## What is web scraping?

Automated gathering of data from the Internet

Bots are Web-scraping programs.

## Chapter1 Your first web scraper

### What happens when send a get request to a server?

1. generate a stream of 1 and 0 bit: header(an immediate destination of local router's MAC address, final destination IP address) & body(request fro server application)

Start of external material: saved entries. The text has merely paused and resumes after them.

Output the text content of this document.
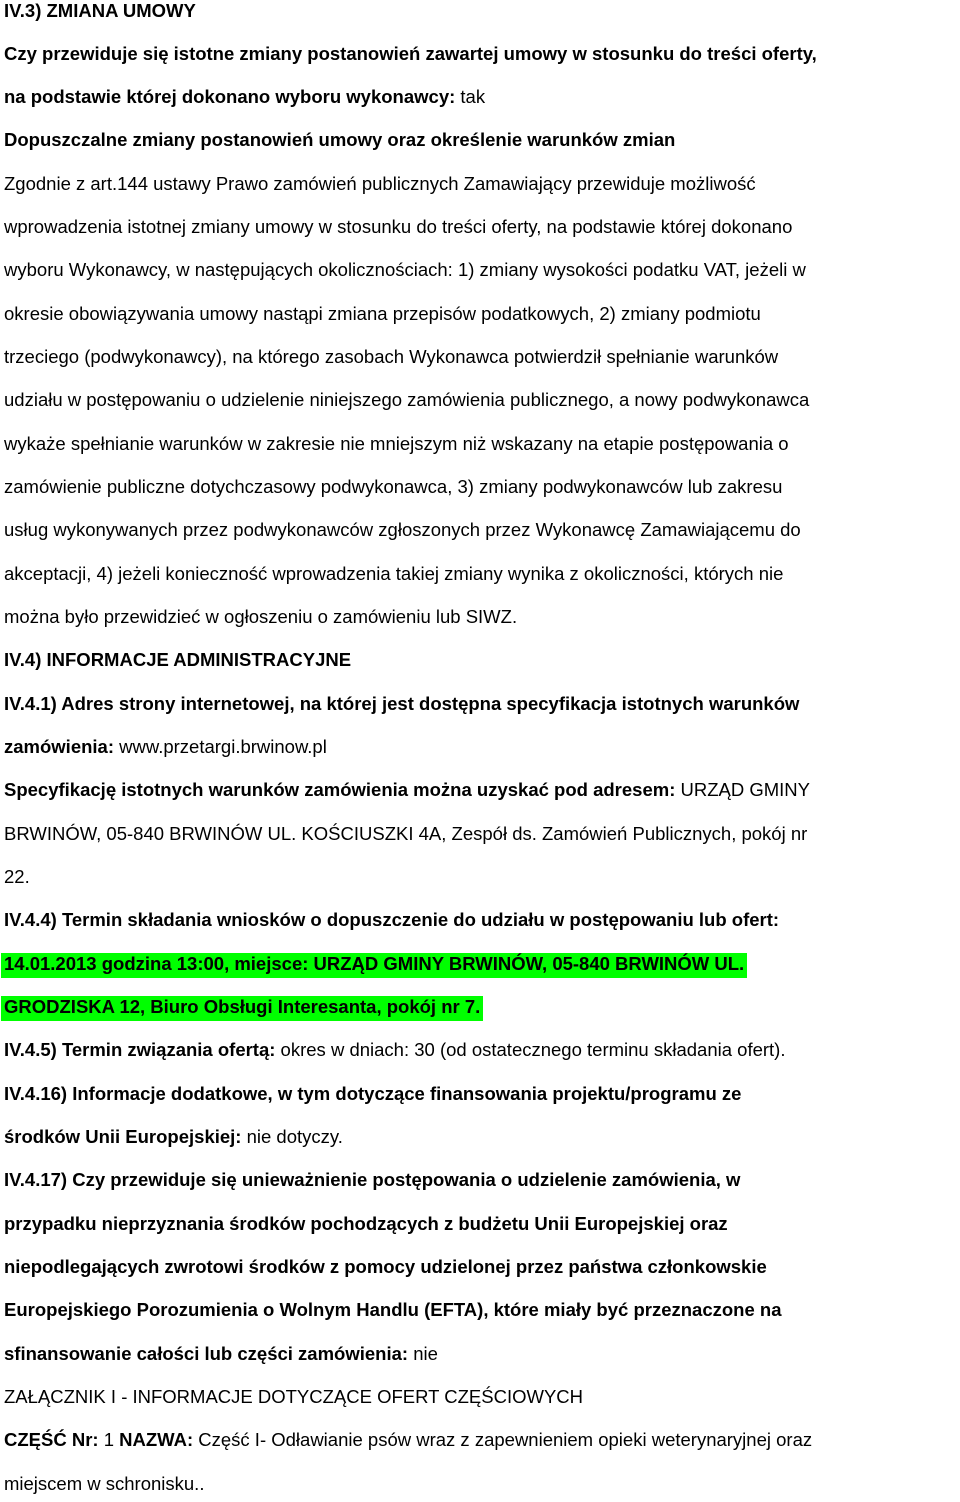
IV.3) ZMIANA UMOWY
Czy przewiduje się istotne zmiany postanowień zawartej umowy w stosunku do treści oferty,
na podstawie której dokonano wyboru wykonawcy: tak
Dopuszczalne zmiany postanowień umowy oraz określenie warunków zmian
Zgodnie z art.144 ustawy Prawo zamówień publicznych Zamawiający przewiduje możliwość
wprowadzenia istotnej zmiany umowy w stosunku do treści oferty, na podstawie której dokonano
wyboru Wykonawcy, w następujących okolicznościach: 1) zmiany wysokości podatku VAT, jeżeli w
okresie obowiązywania umowy nastąpi zmiana przepisów podatkowych, 2) zmiany podmiotu
trzeciego (podwykonawcy), na którego zasobach Wykonawca potwierdził spełnianie warunków
udziału w postępowaniu o udzielenie niniejszego zamówienia publicznego, a nowy podwykonawca
wykaże spełnianie warunków w zakresie nie mniejszym niż wskazany na etapie postępowania o
zamówienie publiczne dotychczasowy podwykonawca, 3) zmiany podwykonawców lub zakresu
usług wykonywanych przez podwykonawców zgłoszonych przez Wykonawcę Zamawiającemu do
akceptacji, 4) jeżeli konieczność wprowadzenia takiej zmiany wynika z okoliczności, których nie
można było przewidzieć w ogłoszeniu o zamówieniu lub SIWZ.
IV.4) INFORMACJE ADMINISTRACYJNE
IV.4.1) Adres strony internetowej, na której jest dostępna specyfikacja istotnych warunków
zamówienia: www.przetargi.brwinow.pl
Specyfikację istotnych warunków zamówienia można uzyskać pod adresem: URZĄD GMINY
BRWINÓW, 05-840 BRWINÓW UL. KOŚCIUSZKI 4A, Zespół ds. Zamówień Publicznych, pokój nr
22.
IV.4.4) Termin składania wniosków o dopuszczenie do udziału w postępowaniu lub ofert:
14.01.2013 godzina 13:00, miejsce: URZĄD GMINY BRWINÓW, 05-840 BRWINÓW UL.
GRODZISKA 12, Biuro Obsługi Interesanta, pokój nr 7.
IV.4.5) Termin związania ofertą: okres w dniach: 30 (od ostatecznego terminu składania ofert).
IV.4.16) Informacje dodatkowe, w tym dotyczące finansowania projektu/programu ze
środków Unii Europejskiej: nie dotyczy.
IV.4.17) Czy przewiduje się unieważnienie postępowania o udzielenie zamówienia, w
przypadku nieprzyznania środków pochodzących z budżetu Unii Europejskiej oraz
niepodlegających zwrotowi środków z pomocy udzielonej przez państwa członkowskie
Europejskiego Porozumienia o Wolnym Handlu (EFTA), które miały być przeznaczone na
sfinansowanie całości lub części zamówienia: nie
ZAŁĄCZNIK I - INFORMACJE DOTYCZĄCE OFERT CZĘŚCIOWYCH
CZĘŚĆ Nr: 1 NAZWA: Część I- Odławianie psów wraz z zapewnieniem opieki weterynaryjnej oraz
miejscem w schronisku..
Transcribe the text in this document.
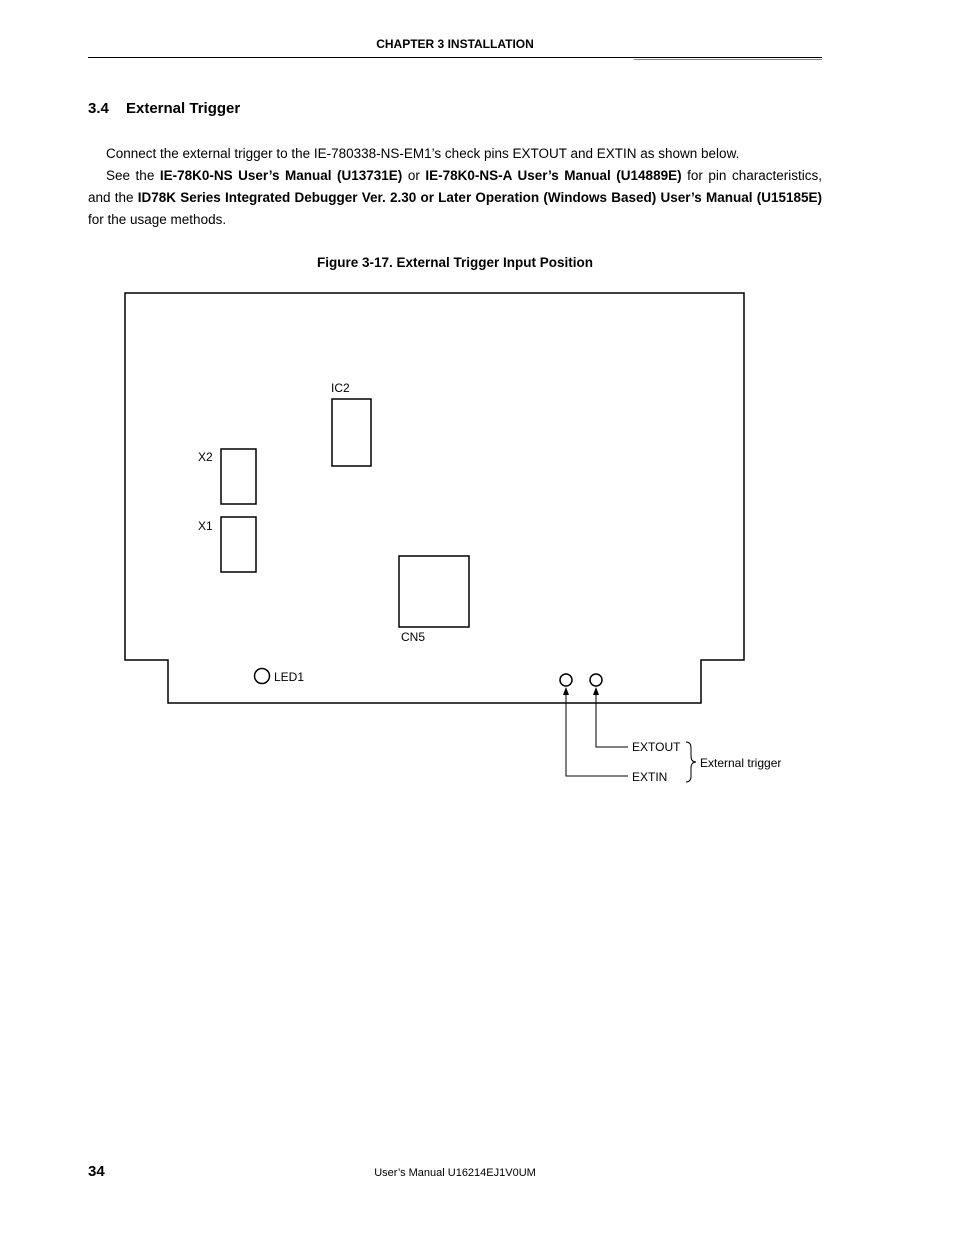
CHAPTER 3 INSTALLATION
3.4 External Trigger
Connect the external trigger to the IE-780338-NS-EM1’s check pins EXTOUT and EXTIN as shown below.
See the IE-78K0-NS User’s Manual (U13731E) or IE-78K0-NS-A User’s Manual (U14889E) for pin characteristics, and the ID78K Series Integrated Debugger Ver. 2.30 or Later Operation (Windows Based) User’s Manual (U15185E) for the usage methods.
Figure 3-17. External Trigger Input Position
IC2
X2
X1
CN5
LED1
EXTOUT
EXTIN
External trigger
34	User’s Manual U16214EJ1V0UM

2. local router interprets them as a packet and router stamps its own IP address as "From" on the packet then sends it off

3. intermediary servers

4. destination server receivs the packet

5. server reads the packet port destination and pass it to appropriate application

6. web server application receive a stream of data from the server processor

7. bundles needed info up into a new packet to send

### How this is done in python?

In [1]:
from urllib.request import urlopen
html = urlopen("http://pythonscraping.com/pages/page1.html")
print(html.read())

b'<html>\n<head>\n<title>A Useful Page</title>\n</head>\n<body>\n<h1>An Interesting Title</h1>\n<div>\nLorem ipsum dolor sit amet, consectetur adipisicing elit, sed do eiusmod tempor incididunt ut labore et dolore magna aliqua. Ut enim ad minim veniam, quis nostrud exercitation ullamco laboris nisi ut aliquip ex ea commodo consequat. Duis aute irure dolor in reprehenderit in voluptate velit esse cillum dolore eu fugiat nulla pariatur. Excepteur sint occaecat cupidatat non proident, sunt in culpa qui officia deserunt mollit anim id est laborum.\n</div>\n</body>\n</html>\n'


### Create a virtual environment

`virtualenv scrapingEnv`

`cd scrapingEnv`

`source bin/activate`

`deactivate`

Keeping all libraries separated by project. Easy to zip up thr entire environment folder. 

### Use beautifulsoup library

In [6]:
from urllib.request import urlopen
from bs4 import BeautifulSoup
html = urlopen("http://pythonscraping.com/pages/page1.html")
bsObj = BeautifulSoup(html.read(), "html.parser")
print(bsObj.h1)

<h1>An Interesting Title</h1>


### Exception handling

`html = urlopen("http://pythonscraping.com/pages/page1.html")`

Two main things that can go wrong in this line:

- The page is not found on the server(or there was some error in retriving it)

    - This may cause "404 page not found" or "500 internal server error", etc

- The server is not found

    - urlopen returns a none object
    
- If a tag does not exist

    - BeautifulSoup will reutn a None object, AttributeError being thrown
    
**Refactor 1**

In [7]:
from urllib.request import urlopen
from bs4 import BeautifulSoup
try:
    html = urlopen("http://pythonscraping.com/pages/page1.html")
except HTTPError as e:
    print(e)
else:
    if html is None:
        print("URL is not found")
    else:
        bsObj = BeautifulSoup(html.read(), "html.parser")
        try:
            title = bsObj.html.h1
        except AttributeError as e:
            print("Tag was not found")
        else:
            if title == None:
                print("Tag was not found")
            else:
                print(bsObj.html.h1)

<h1>An Interesting Title</h1>


**Refactor 2**

In [9]:
from urllib.request import urlopen
from urllib.error import HTTPError
from bs4 import BeautifulSoup
def getTitle(url):
    try:
        html = urlopen(url)
    except HTTPError as e:
        return None
    else:
        if html is None:
            print("URL is not found")
        try:
            bsObj = BeautifulSoup(html.read(), "html.parser")
            title = bsObj.h1
        except AttributeError as e:
            return None
        return title
title = getTitle("http://pythonscraping.com/pages/page1.html")
if title == None:
    print("Title could not found")
else:
    print(title)

<h1>An Interesting Title</h1>